Here's a pic of the fam taken some time this week, earlier into the binge eating festivities. My camera has died and I cleverly didn't bring my charger, so you'll all have to wait for the good pics.
So Jamie went crabbing with Pauline and her partner Dave on Christmas eve, and good lord did they come back with some great loot. They endured the cold and caught 20 crabs - serious sized crab - and we cooked them all up on Christmas eve. And when I say we, I had nothing to do with it, I was too entertained playing Dave's buck hunting game on the TV. It's great to have that much crab in front of you that you can become complacent about it and decide the little legs are too much hard work and that you are just going for bodies and claws.

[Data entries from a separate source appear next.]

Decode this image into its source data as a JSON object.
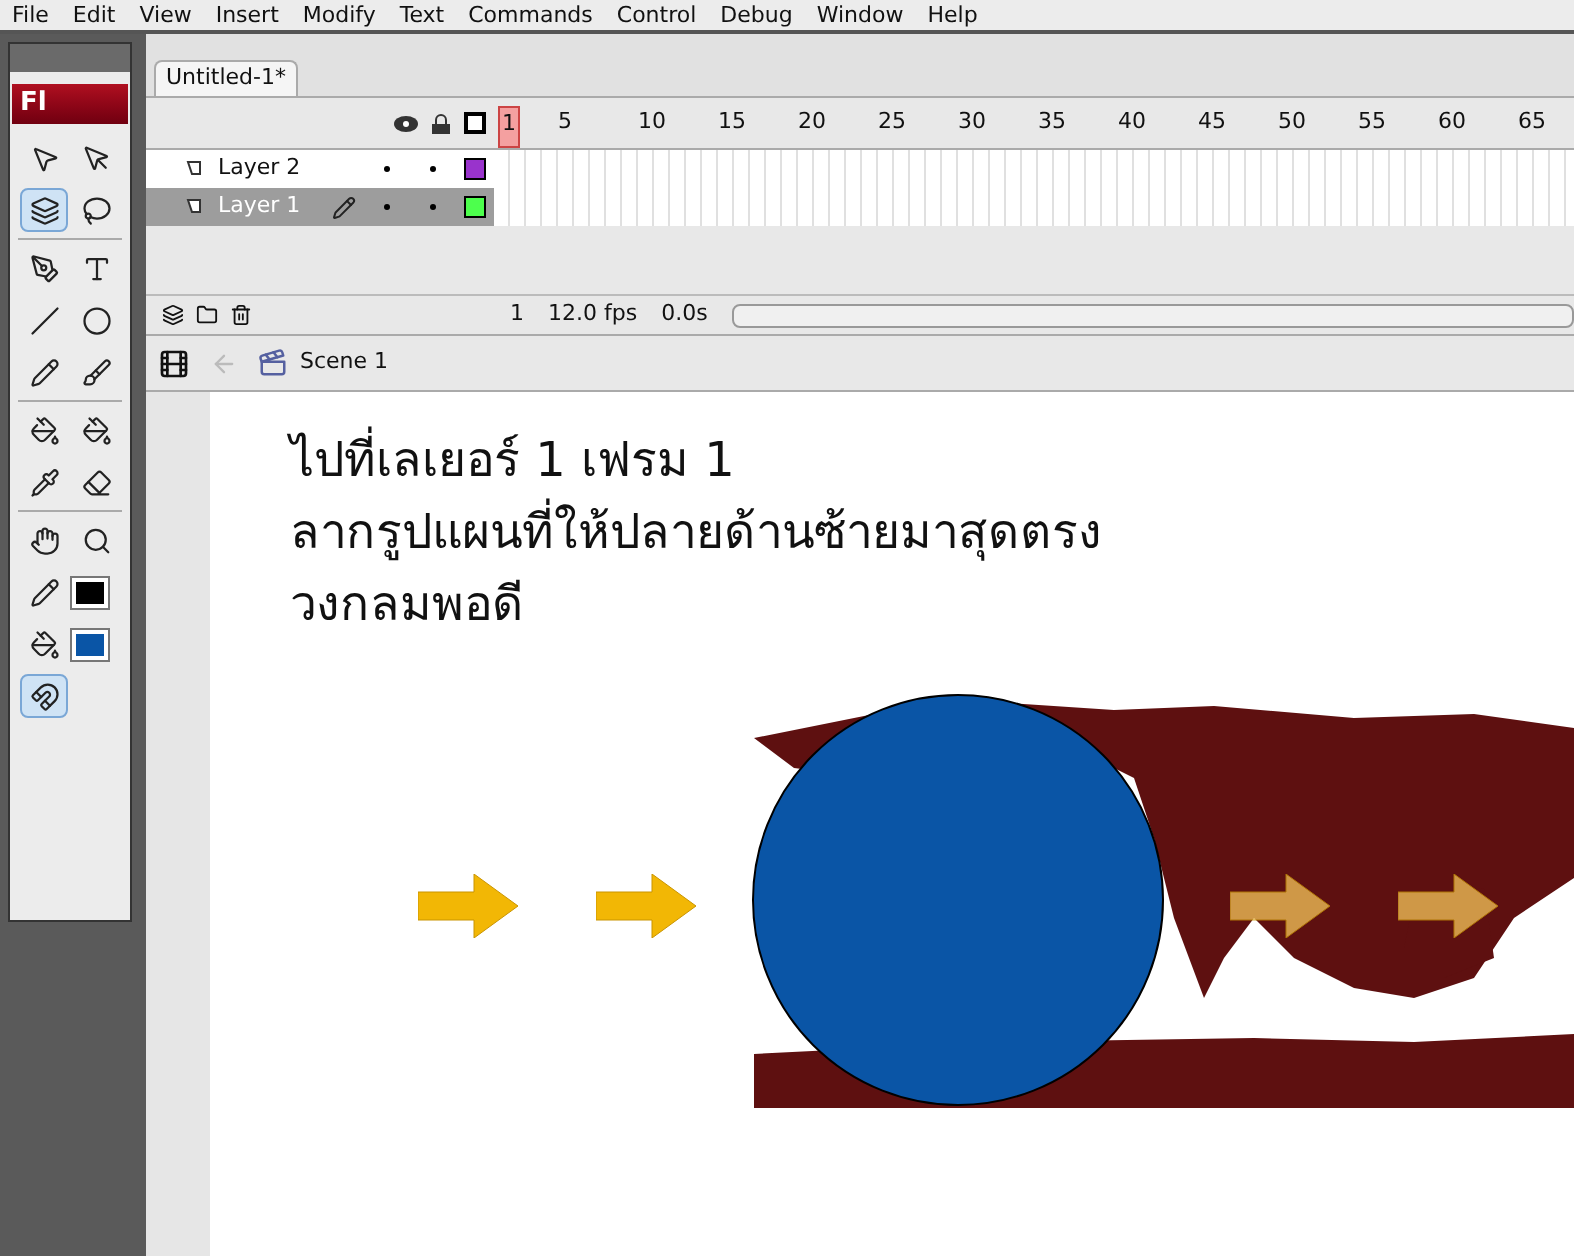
{
  "menu": [
    "File",
    "Edit",
    "View",
    "Insert",
    "Modify",
    "Text",
    "Commands",
    "Control",
    "Debug",
    "Window",
    "Help"
  ],
  "toolbox": {
    "logo": "Fl"
  },
  "document_tab": {
    "label": "Untitled-1*",
    "selected": true
  },
  "timeline": {
    "frame_numbers": [
      "1",
      "5",
      "10",
      "15",
      "20",
      "25",
      "30",
      "35",
      "40",
      "45",
      "50",
      "55",
      "60",
      "65"
    ],
    "layers": [
      {
        "name": "Layer 2",
        "selected": false,
        "color": "#9933cc"
      },
      {
        "name": "Layer 1",
        "selected": true,
        "color": "#4dff4d"
      }
    ],
    "status": {
      "frame": "1",
      "fps": "12.0 fps",
      "time": "0.0s"
    }
  },
  "scene": {
    "label": "Scene 1"
  },
  "stage": {
    "text_lines": [
      "ไปที่เลเยอร์ 1 เฟรม 1",
      "ลากรูปแผนที่ให้ปลายด้านซ้ายมาสุดตรง",
      "วงกลมพอดี"
    ]
  }
}
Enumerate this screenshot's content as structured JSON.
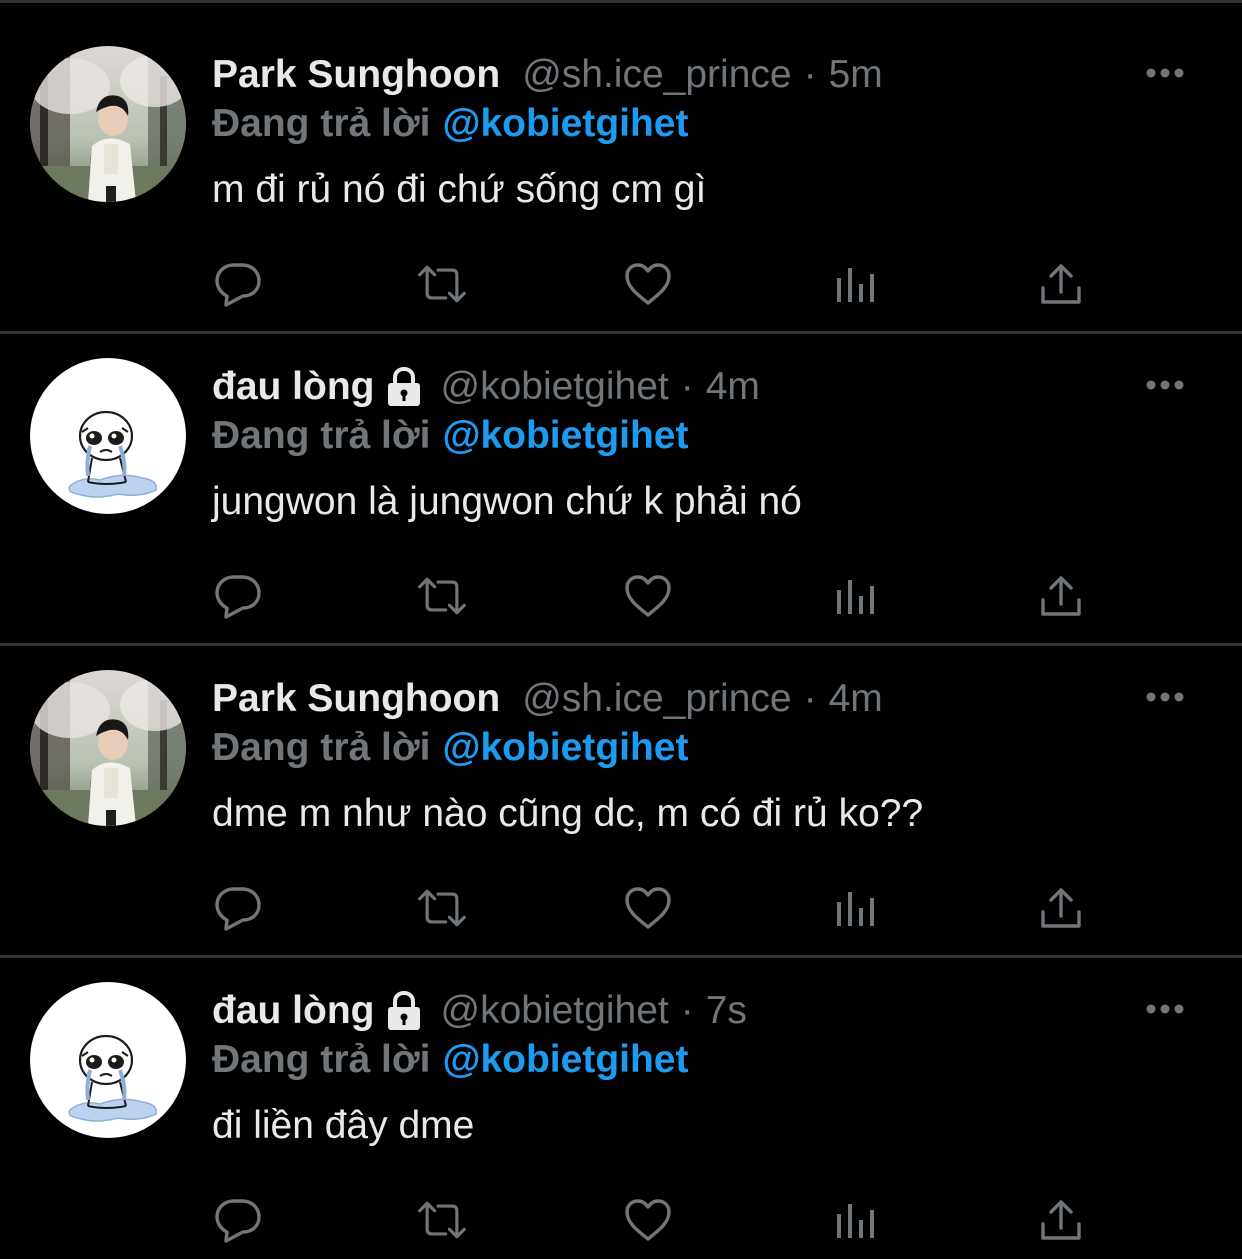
{
  "tweets": [
    {
      "display_name": "Park Sunghoon",
      "handle": "@sh.ice_prince",
      "separator": "·",
      "time": "5m",
      "locked": false,
      "avatar": "photo-avatar",
      "reply_prefix": "Đang trả lời",
      "reply_target": "@kobietgihet",
      "text": "m đi rủ nó đi chứ sống cm gì"
    },
    {
      "display_name": "đau lòng",
      "handle": "@kobietgihet",
      "separator": "·",
      "time": "4m",
      "locked": true,
      "avatar": "crying-doodle-avatar",
      "reply_prefix": "Đang trả lời",
      "reply_target": "@kobietgihet",
      "text": "jungwon là jungwon chứ k phải nó"
    },
    {
      "display_name": "Park Sunghoon",
      "handle": "@sh.ice_prince",
      "separator": "·",
      "time": "4m",
      "locked": false,
      "avatar": "photo-avatar",
      "reply_prefix": "Đang trả lời",
      "reply_target": "@kobietgihet",
      "text": "dme m như nào cũng dc, m có đi rủ ko??"
    },
    {
      "display_name": "đau lòng",
      "handle": "@kobietgihet",
      "separator": "·",
      "time": "7s",
      "locked": true,
      "avatar": "crying-doodle-avatar",
      "reply_prefix": "Đang trả lời",
      "reply_target": "@kobietgihet",
      "text": "đi liền đây dme"
    }
  ],
  "action_icons": [
    "reply-icon",
    "retweet-icon",
    "like-icon",
    "views-icon",
    "share-icon"
  ],
  "colors": {
    "background": "#000000",
    "divider": "#2f3336",
    "primary_text": "#e7e9ea",
    "secondary_text": "#71767b",
    "accent": "#1d9bf0"
  }
}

The leftovers were turned into crab cakes and eaten the next day. So good, so fresh and so totally nommy.
Christmas day we had scrambled truffled eggs with fresh smoked salmon and caviar, all made by moi. Unfortunately the truffle was a dud - I think it was too old, and didn't really do much to the eggs, let alone the chicken skin we shoved it under later on. Bummer, but I'm in no way deterred from the truffle, it was just a bad one, and our own fault for being impulsive about it.
So christmas dinner was the chicken, and also a bunny (made from a Stephanie Alexander recipe) with fennell and pork sausages. I wisely skipped over the chook, realising early that the bunny was where it was at.
But the pinacle of our gluttony was yesterday, boxing day, when Frank roasted a whole suckling pig. In fact, it was bigger than a suckling pig, because a sucking pig is supposed to weigh between 4 and 8 kilos, and ours weighed 15 kg. Mum and Frank have a monster BBQ (with rotisserie, natch), but this not so little piggie was too big for it, so while I went out conveniently boxing day shopping, Frank and Jamie hacked the piggie up into three, roasted two bits in the oven and one bit on the BBQ. It was out of control good. So moist and full of flavour. This was defintiely a happy pig when it was alive. It even looked happy lying on the kitchen bench awaiting dismemberment. And snaps for Phil's girlfriend, who was totally unfazed eating her breakfast next to a pig carcus.
When it came time to carve the beast, I was very keen, so Dave and I hopped in with knives and cut the beast up. We also volunteered to get all the meat off the bones after dinner and nearly filled up a STOCK POT with delicious pork, some of which is being baked into pies now.
It's so nice just chillaxing and being part of the family - listening to everyone talk, mum coo at the dogs, Frank blast us all away with his opera, incessant sport on the TV, someone putting the kettle on in the morning, fridge chockers with food, Jamie fitting right in with everyone and topping up wine glasses. It makes me feel really sad and aware that we don't have this whenever we want. Sure, it's not perfect, no family is, but we've been having such a great time. Tomorrow is our last full day before we fly home, and while I'm trying not to think about it, it's definitely in the back of my mind. At least we've got an exciting new kitchen to go home to!